Review: Hotline by Dimitri Nasrallah


My Quick Take: A story of migration, this was an enjoyable read that transported me to a different province, a different decade, and a very different life experience than mine.

***
“...even though the world is built on transactions of uncaring and gestures of exclusion, there is still kindness that hides in its folds and between its layers, just waiting to be revealed.”
In Hotline (Véhicule Press), a Canada Reads 2023 finalist by Dimitri Nasrallah, main character Muna Haddad immigrates to Montreal with her young son Omar in the eighties, in the wake of war in Lebanon. She takes a job in phone sales for a boxed food diet company and works the hotline while trying to build a future in a new country.

In some ways Hotline was a small, quiet story. However, the themes and tragedy it contains are enormous. This is why I think this book worked so well for me: it took difficult ideas, sadness and pain, somehow mixed it with hope and optimism, then distilled it into a truly wonderful main character who has such a compassionate voice that it made the scope of her loss and struggle very meaningful. It spoke quietly but with outsized impact.

People who work the phone lines at the Nutri-Fort diet company have to choose another name to go by when speaking with clients. Muna becomes Mona at work. It is a Westernised name, but it was interesting to me how Muna came to embrace Mona as a new part of herself: confident, proud of her accomplishments, and looking towards her future. But Muna is always there; she washes Mona off with her make-up after a long day at work. Muna clings to the past, conjures her husband from the shower steam every night and deals with her grief. I saw this as a way for her to compartmentalise those parts of her life in order to psychologically survive. This partitioning of herself evolves throughout the book.

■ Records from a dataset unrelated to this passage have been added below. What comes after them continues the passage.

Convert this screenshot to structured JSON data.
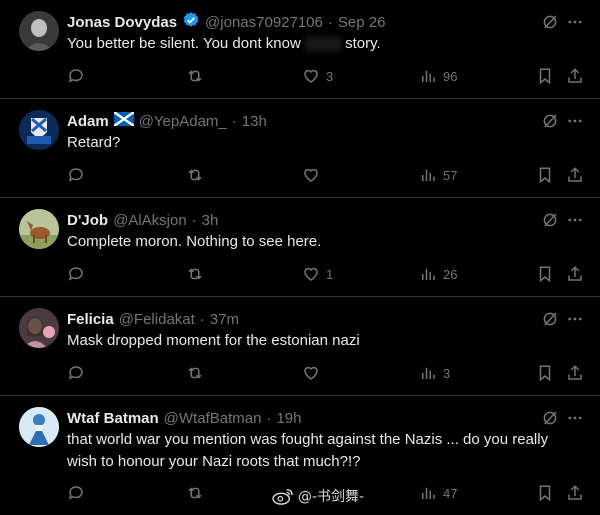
{
  "replies": [
    {
      "name": "Jonas Dovydas",
      "verified": true,
      "handle": "@jonas70927106",
      "sep": "·",
      "time": "Sep 26",
      "text": "You better be silent. You dont know your story.",
      "text_visible_before": "You better be silent. You dont know",
      "text_visible_after": "story.",
      "replies_count": "",
      "reposts_count": "",
      "likes_count": "3",
      "views_count": "96",
      "avatar_color": "#2a2a2a"
    },
    {
      "name": "Adam",
      "flag": "scotland",
      "handle": "@YepAdam_",
      "sep": "·",
      "time": "13h",
      "text": "Retard?",
      "replies_count": "",
      "reposts_count": "",
      "likes_count": "",
      "views_count": "57",
      "avatar_color": "#0b2a5a"
    },
    {
      "name": "D'Job",
      "handle": "@AlAksjon",
      "sep": "·",
      "time": "3h",
      "text": "Complete moron. Nothing to see here.",
      "replies_count": "",
      "reposts_count": "",
      "likes_count": "1",
      "views_count": "26",
      "avatar_color": "#8a6b3c"
    },
    {
      "name": "Felicia",
      "handle": "@Felidakat",
      "sep": "·",
      "time": "37m",
      "text": "Mask dropped moment for the estonian nazi",
      "replies_count": "",
      "reposts_count": "",
      "likes_count": "",
      "views_count": "3",
      "avatar_color": "#6a5560"
    },
    {
      "name": "Wtaf Batman",
      "handle": "@WtafBatman",
      "sep": "·",
      "time": "19h",
      "text_line1": "that world war you mention was fought against the Nazis ... do you really",
      "text_line2": "wish to honour your Nazi roots that much?!?",
      "replies_count": "",
      "reposts_count": "",
      "likes_count": "",
      "views_count": "47",
      "avatar_color": "#cfe3f2"
    }
  ],
  "watermark": "@-书剑舞-",
  "colors": {
    "background": "#000000",
    "text": "#e7e9ea",
    "muted": "#71767b",
    "verified": "#1d9bf0",
    "divider": "#2f3336"
  }
}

Muna struggles with how to reconcile her life in Canada–with its inherent racism, prejudice and relative poverty–with her longings for what she’s left behind. It’s as if she’s squaring her shoulders to face each day. As she tries to pay the rent and put food on the table, she notes, “I’m better now, more pragmatic about unfairness, more resigned to letting my ambitions go, kept afloat by an air bubble of numbness in the part of my chest where love was torn out of me.” And later, trying to reconcile her longing for the past, “I am barely a skeleton of what I once wanted. Only through starving myself of these urges can I begin to see the ghosts of my life as friends, as confidants. Be stoic, I say to myself. Want nothing. Exist only in the service of others. Breathe new life into memories. Reverse-engineer absence.”

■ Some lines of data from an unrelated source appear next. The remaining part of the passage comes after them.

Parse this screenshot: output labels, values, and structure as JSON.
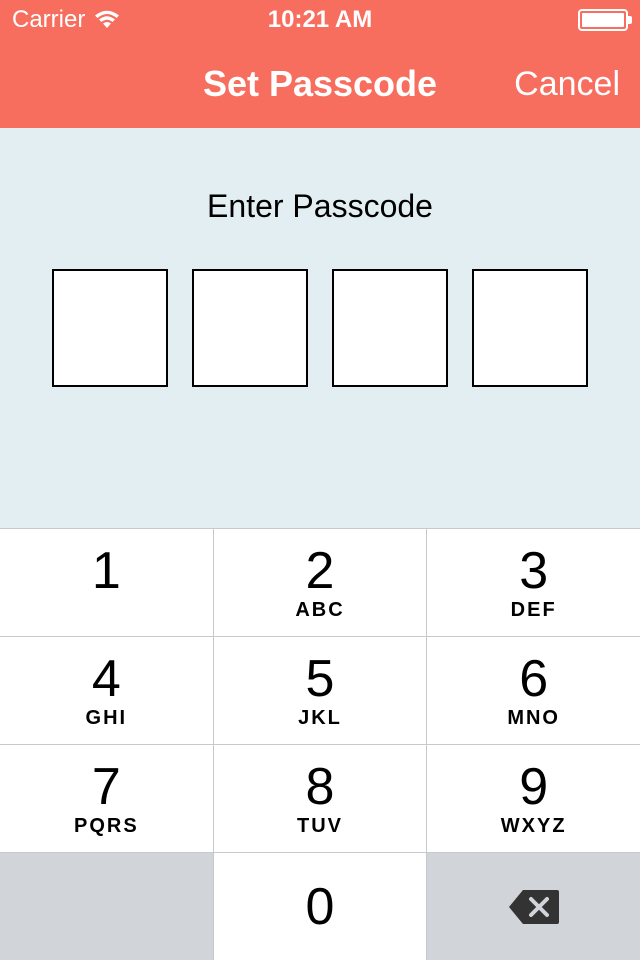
{
  "status": {
    "carrier": "Carrier",
    "time": "10:21 AM"
  },
  "nav": {
    "title": "Set Passcode",
    "cancel": "Cancel"
  },
  "content": {
    "prompt": "Enter Passcode"
  },
  "keypad": {
    "keys": [
      {
        "digit": "1",
        "letters": ""
      },
      {
        "digit": "2",
        "letters": "ABC"
      },
      {
        "digit": "3",
        "letters": "DEF"
      },
      {
        "digit": "4",
        "letters": "GHI"
      },
      {
        "digit": "5",
        "letters": "JKL"
      },
      {
        "digit": "6",
        "letters": "MNO"
      },
      {
        "digit": "7",
        "letters": "PQRS"
      },
      {
        "digit": "8",
        "letters": "TUV"
      },
      {
        "digit": "9",
        "letters": "WXYZ"
      }
    ],
    "zero": "0"
  }
}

This is balanced by Muna’s irrepressible hope for the future for her and her son. And she’s generous with her kindness to her new society. Observing the summer’s absence of students near her apartment, she notes, “...most of them will have left the city. Yaneh, they’re lucky. Many of them will never know what it's like to lose everything and start again. They may learn about it in classes and develop opinions on what should be done to make the world a better place, and for many of them that’s all they’ll ever need to think about. Good for them, I think.” One of the endearing features of this book is the lovely community of people that do show kindness, in large and small ways. In turn, Muna shows kindness to others. That is the small, wonderfully connected human scale of this story that balances out the outsized awfulness and casual prejudice.

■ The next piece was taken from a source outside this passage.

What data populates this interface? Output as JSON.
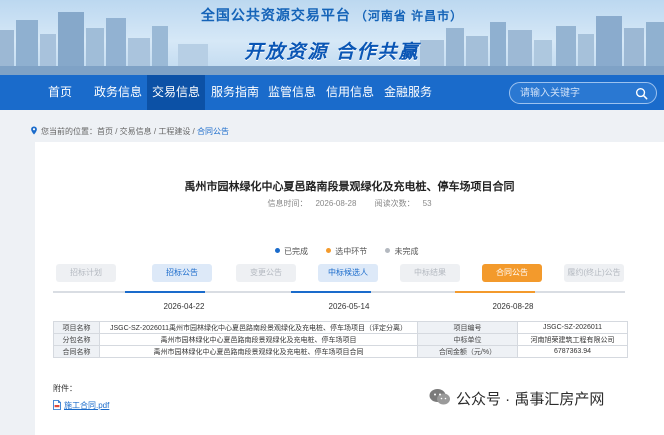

In the Acknowledgements, Nasrallah notes that this story contains, “something of my mother’s story when we first landed in Montreal in the eighties. A French teacher by training, she also couldn't find work in education as a newly-arrived immigrant and resorted to working at a weight-loss centre, selling boxed food to make ends meet. From today’s vantage point this episode in her life speaks to me in ways that were not evident in childhood.” Perhaps a fictional exploration of his mother’s situation and his own history, then. I wasn’t sure what to make of Muna/Mona’s choice in crafting her identity as she moved forward at the end of the story. What does embracing a new culture and country mean? What does one have to–or choose to–give up? I’m still thinking about it, and that’s a good thing. Given Nasrallah's specific inspiration for the novel, I suspect much thought went into it, and it will certainly spark some good discussion.

Indeed, Hotline struck me as a very specific telling. This is Muna Heddad’s story and she’s going to tell the story that makes sense for her, in her own voice. And her voice is wonderful. This is well-written and there’s a lot to digest in this book. But it’s also just a great, interesting story where I could root for Muna, torn up by her loss and longing for the past and feeling her trauma, but also sharing in her triumphs and cheering her successes.